ヘレンに触発されて、オルフェとニコラもつんつんしてくる。

温泉に浸かれながら姉妹たちに可愛がられる。俺はなんて幸せなスライムなのだろう。

「ぴゅふぅ♪」

こんな時間がずっと続くといい。

そう俺は祈っていた。

お風呂が終わったあとはそれぞれの作業を始めた。

ヘレンはアッシュレイ帝国に送るレシピ作っている。生産効率を下げてでも普通の錬金術士でも作れるように簡略したものを書き記す必要がある。

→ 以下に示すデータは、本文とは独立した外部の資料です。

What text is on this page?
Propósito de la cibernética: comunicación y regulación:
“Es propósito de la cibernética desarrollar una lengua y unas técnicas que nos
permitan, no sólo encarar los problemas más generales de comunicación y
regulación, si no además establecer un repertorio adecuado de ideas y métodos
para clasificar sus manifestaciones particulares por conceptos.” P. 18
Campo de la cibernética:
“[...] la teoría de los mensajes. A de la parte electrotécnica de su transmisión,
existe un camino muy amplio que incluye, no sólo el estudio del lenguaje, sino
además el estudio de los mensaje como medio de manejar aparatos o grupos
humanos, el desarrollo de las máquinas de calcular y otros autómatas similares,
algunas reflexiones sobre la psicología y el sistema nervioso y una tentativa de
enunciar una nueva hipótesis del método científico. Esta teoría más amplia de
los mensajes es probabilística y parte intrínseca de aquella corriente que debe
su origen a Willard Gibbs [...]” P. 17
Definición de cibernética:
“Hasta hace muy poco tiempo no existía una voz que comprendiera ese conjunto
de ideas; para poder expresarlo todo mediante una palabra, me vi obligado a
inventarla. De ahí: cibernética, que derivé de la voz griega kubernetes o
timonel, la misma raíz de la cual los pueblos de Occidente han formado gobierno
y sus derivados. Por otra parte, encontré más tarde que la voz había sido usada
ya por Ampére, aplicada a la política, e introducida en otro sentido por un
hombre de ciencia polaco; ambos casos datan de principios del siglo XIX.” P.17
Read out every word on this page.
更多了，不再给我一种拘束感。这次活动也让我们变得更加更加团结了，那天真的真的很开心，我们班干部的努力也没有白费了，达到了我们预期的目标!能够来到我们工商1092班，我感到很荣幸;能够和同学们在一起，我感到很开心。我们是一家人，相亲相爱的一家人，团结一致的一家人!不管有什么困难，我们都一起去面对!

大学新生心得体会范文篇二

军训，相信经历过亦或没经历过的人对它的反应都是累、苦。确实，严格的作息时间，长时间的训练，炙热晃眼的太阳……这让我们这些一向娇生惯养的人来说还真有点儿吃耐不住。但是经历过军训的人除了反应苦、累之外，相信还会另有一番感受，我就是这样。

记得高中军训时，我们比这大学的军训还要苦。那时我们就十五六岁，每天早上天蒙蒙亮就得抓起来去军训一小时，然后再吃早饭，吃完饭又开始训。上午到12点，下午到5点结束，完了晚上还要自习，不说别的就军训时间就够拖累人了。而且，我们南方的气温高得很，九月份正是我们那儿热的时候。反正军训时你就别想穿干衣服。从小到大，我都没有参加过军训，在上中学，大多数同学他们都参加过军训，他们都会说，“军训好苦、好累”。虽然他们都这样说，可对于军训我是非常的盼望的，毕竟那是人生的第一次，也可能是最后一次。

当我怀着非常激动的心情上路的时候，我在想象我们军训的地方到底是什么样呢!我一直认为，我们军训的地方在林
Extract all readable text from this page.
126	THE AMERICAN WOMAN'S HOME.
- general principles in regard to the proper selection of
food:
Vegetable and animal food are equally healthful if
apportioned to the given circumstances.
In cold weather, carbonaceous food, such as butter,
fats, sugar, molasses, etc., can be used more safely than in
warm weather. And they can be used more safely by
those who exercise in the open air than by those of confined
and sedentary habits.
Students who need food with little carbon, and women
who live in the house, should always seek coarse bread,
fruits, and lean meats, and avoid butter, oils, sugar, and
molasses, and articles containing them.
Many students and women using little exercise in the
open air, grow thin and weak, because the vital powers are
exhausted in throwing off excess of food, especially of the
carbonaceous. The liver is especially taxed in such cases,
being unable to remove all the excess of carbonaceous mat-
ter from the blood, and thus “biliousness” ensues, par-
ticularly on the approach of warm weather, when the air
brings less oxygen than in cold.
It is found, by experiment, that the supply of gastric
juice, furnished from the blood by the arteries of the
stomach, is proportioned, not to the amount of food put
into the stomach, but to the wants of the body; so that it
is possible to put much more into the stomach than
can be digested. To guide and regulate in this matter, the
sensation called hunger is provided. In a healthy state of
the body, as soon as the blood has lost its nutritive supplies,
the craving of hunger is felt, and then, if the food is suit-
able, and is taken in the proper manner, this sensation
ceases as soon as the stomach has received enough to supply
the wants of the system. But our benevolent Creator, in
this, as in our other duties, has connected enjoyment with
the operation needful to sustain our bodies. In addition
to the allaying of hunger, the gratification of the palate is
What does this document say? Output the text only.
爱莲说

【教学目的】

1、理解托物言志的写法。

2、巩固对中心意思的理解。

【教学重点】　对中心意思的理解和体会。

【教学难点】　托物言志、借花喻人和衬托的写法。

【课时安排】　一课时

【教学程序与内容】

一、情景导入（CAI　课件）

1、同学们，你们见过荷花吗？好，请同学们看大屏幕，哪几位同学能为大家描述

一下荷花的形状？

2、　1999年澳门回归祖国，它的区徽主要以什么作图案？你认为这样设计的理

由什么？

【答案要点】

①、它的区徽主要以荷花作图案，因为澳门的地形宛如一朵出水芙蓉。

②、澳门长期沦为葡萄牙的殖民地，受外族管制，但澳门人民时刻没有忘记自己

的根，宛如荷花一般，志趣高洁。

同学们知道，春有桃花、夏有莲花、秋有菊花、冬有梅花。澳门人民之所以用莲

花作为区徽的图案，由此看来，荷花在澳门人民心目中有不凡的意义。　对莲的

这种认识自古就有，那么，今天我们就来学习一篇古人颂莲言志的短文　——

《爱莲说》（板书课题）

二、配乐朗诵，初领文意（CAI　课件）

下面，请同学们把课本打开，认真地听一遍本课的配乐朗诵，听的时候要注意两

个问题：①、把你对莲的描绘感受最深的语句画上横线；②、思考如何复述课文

ニコラはヘレンの作った薬を元にして、作れるだけの治療薬を作っておく。権力者たちとの交渉のときに使えるかもしれない。

そして、俺とオルフェは近くの森で野草集め。

幸いなことに、薬の原料になる野草が近くの森にもあった。

オルフェを手伝いながら、ついでに魔物を探していた。新たなスキルを得て、ステータスを上げるためには今まで吸収したことがない魔物が必要だ。

……まあ、最近では偽スラちゃんですら十分強くなったので、分裂した偽スラちゃんたちは数百体がかりで世界中を旅しながら魔物を狩らせるという分身吸収作戦なんてやっている。

実のところ、俺が直接魔物を狩る意味は少ない。

それでも、少しでも強さを重ねるためにやる。

「ねえ、スラちゃん。私たちは本当に邪神に勝てると思う?」

いつになく不安そうにオルフェは聞いてくる。

「ぴゅい!(もちろん)」

即答する。

不安は人から人への 伝播(でんぱ) する。

その逆もまたしかり。だから精一杯元気よく返事をした。

「……スラちゃんを見てると後ろ向きになった自分が情けなくなるよ。うん、がんばるぞ!」

今まで俺たちは、【暴食】の邪神ベルゼブブ、【嫉妬】の邪神レヴィアタン、【怠惰】の邪神ベルフェゴールを倒してきた。

だけど、弱体化していない邪神と戦うのは初めてだ。

危険な戦いになる。

……今回は俺は今のスラちゃんとして戦えるすべてを出し切るつもりだ。

もはや、手札の温存はせず、姉妹たちに秘密を知られてしまっても構わない。

俺は三体の邪神を取り込んだことによって、限りなく邪神に近づいている。

スーパースラちゃん2の状態で邪神の力を使えばたとえ邪神が相手だろうと後れはとらないはずだ。

そして、最後の【進化の輝石】がある。

シマヅのおかげで使わずに済んだ切り札。

おそらく、今回使うことになるだろう。

「スラちゃん、向こうに魔物がいるね。倒しにいこうか!」

「ぴゅいっ!」

姉妹たちは恐怖を感じないわけではない。ちゃんと怖いのだ。

だけど、足を止めずに自分にできることをやり続ける。

そう俺が教えてあり、その教えを実践してくれている。

娘たちが俺の教えを守ってくれているのだ。俺も全力でなすべきことをやる。じゃないとあまりにも情けない。

すべては姉妹たちの幸せと、この国を救いたいと願うヘレンのために。